Sulle polemiche tra Renzi e Letta interviene Alfano

di Alba D'Alberto Commenta

Il ruolo di Matteo Renzi da segretario del Pd sembra incalzare e a volte mettere in secondo piano la figura del Presidente del Consiglio Enrico Letta. Il rischio di crisi di governo sembra lontano, anche perché la legge elettorale arriverà in Parlamento e sarà discussa. La sua approvazione sembra fondamentale prima di pensare a nuove elezioni.

Proprio la proposta di riforma della legge elettorale ha creato tensioni interne al Pd e non solo. C’è il fatto delle preferenze su cui molti partiti insistono e lo stesso presidente Letta ha affermato che sarebbe a favore.

Dal Nuovo Centrodestra, Alfano insiste sulle preferenze e lancia un messaggio al governo. Alfano ha detto: “Se il Pd sostiene Letta il governo va avanti, in caso contrario no. Si riuniscano e decidano cosa fare, il Paese non può pagare le liti interne al Pd”.

Il vicepremier Angelino Alfano si riferisce alle polemiche tra Renzi e Letta sulle preferenze. Letta, come detto, le vorrebbe inserire, mentre Renzi continua sulla sua posizione con la proposta di riforma della legge elettorale avanzata.

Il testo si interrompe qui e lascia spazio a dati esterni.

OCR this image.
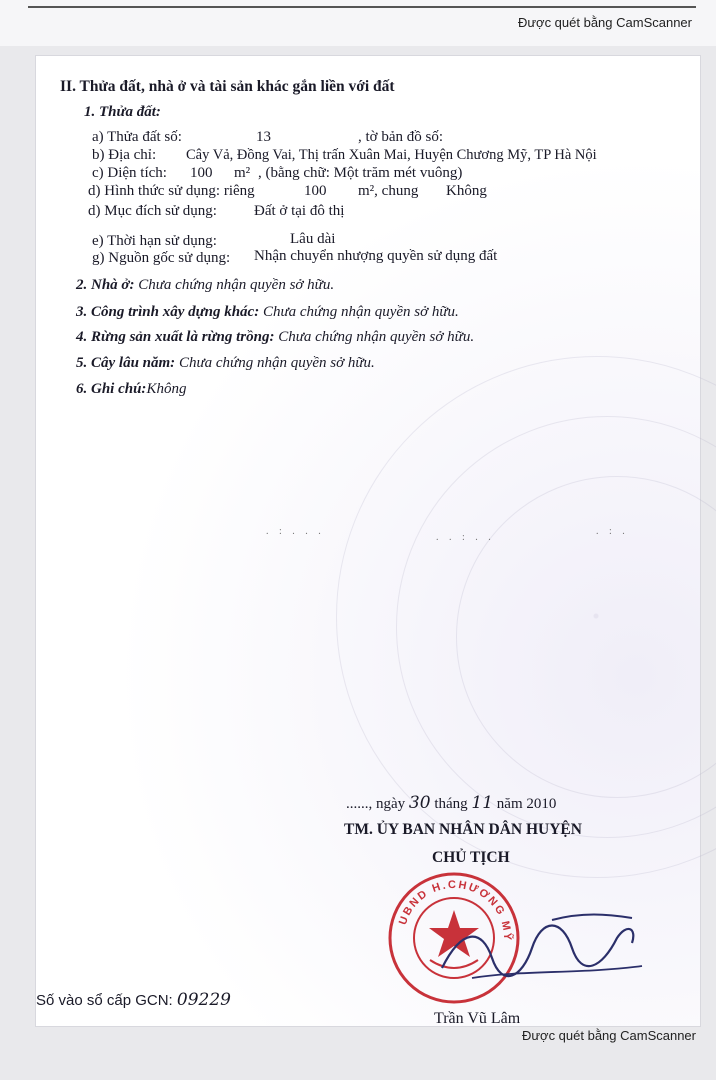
Được quét bằng CamScanner
II. Thửa đất, nhà ở và tài sản khác gắn liền với đất
1. Thửa đất:
a) Thửa đất số:	13	, tờ bản đồ số:
b) Địa chỉ: Cây Vả, Đồng Vai, Thị trấn Xuân Mai, Huyện Chương Mỹ, TP Hà Nội
c) Diện tích: 100 m² , (bằng chữ: Một trăm mét vuông)
d) Hình thức sử dụng: riêng	100 m², chung Không
d) Mục đích sử dụng: Đất ở tại đô thị
e) Thời hạn sử dụng:	Lâu dài
g) Nguồn gốc sử dụng: Nhận chuyển nhượng quyền sử dụng đất
2. Nhà ở: Chưa chứng nhận quyền sở hữu.
3. Công trình xây dựng khác: Chưa chứng nhận quyền sở hữu.
4. Rừng sản xuất là rừng trồng: Chưa chứng nhận quyền sở hữu.
5. Cây lâu năm: Chưa chứng nhận quyền sở hữu.
6. Ghi chú:Không
. : . . .
. . : . .
. : .
......, ngày 30 tháng 11 năm 2010
TM. ỦY BAN NHÂN DÂN HUYỆN
CHỦ TỊCH
UBND H.CHƯƠNG MỸ
Số vào sổ cấp GCN: 09229
Trần Vũ Lâm
Được quét bằng CamScanner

Sulla legge elettorale e sulle preferenze Alfano ha affermato: “Davvero dobbiamo fare questo torto agli italiani di tenere la parte peggiore del porcellum? Non capisco proprio, è inspiegabile, per Forza Italia è diventata una materia teologica, ed è impossibile discuterne. Chiedo a Forza Italia di non fare questo torto agli italiani. Se non riusciremo a dare agli elettori la possibilità di scegliere il deputato, sarà chiaro di chi è la responsabilità. Vi faccio notare una cosa: da quando è nato Ncd il centrodestra è tornato in vantaggio: con la legge elettorale cercano di soffocarci nella culla, ma non ci sono riusciti e non ci riusciranno”.

Le critiche sono rivolte quindi non solo a Renzi, ma anche a Forza Italia. Alfano ha detto che presenterà l’emendamento per le preferenze e poi proporrà al Pd un contratto di governo che affronti l’emergenza lavoro.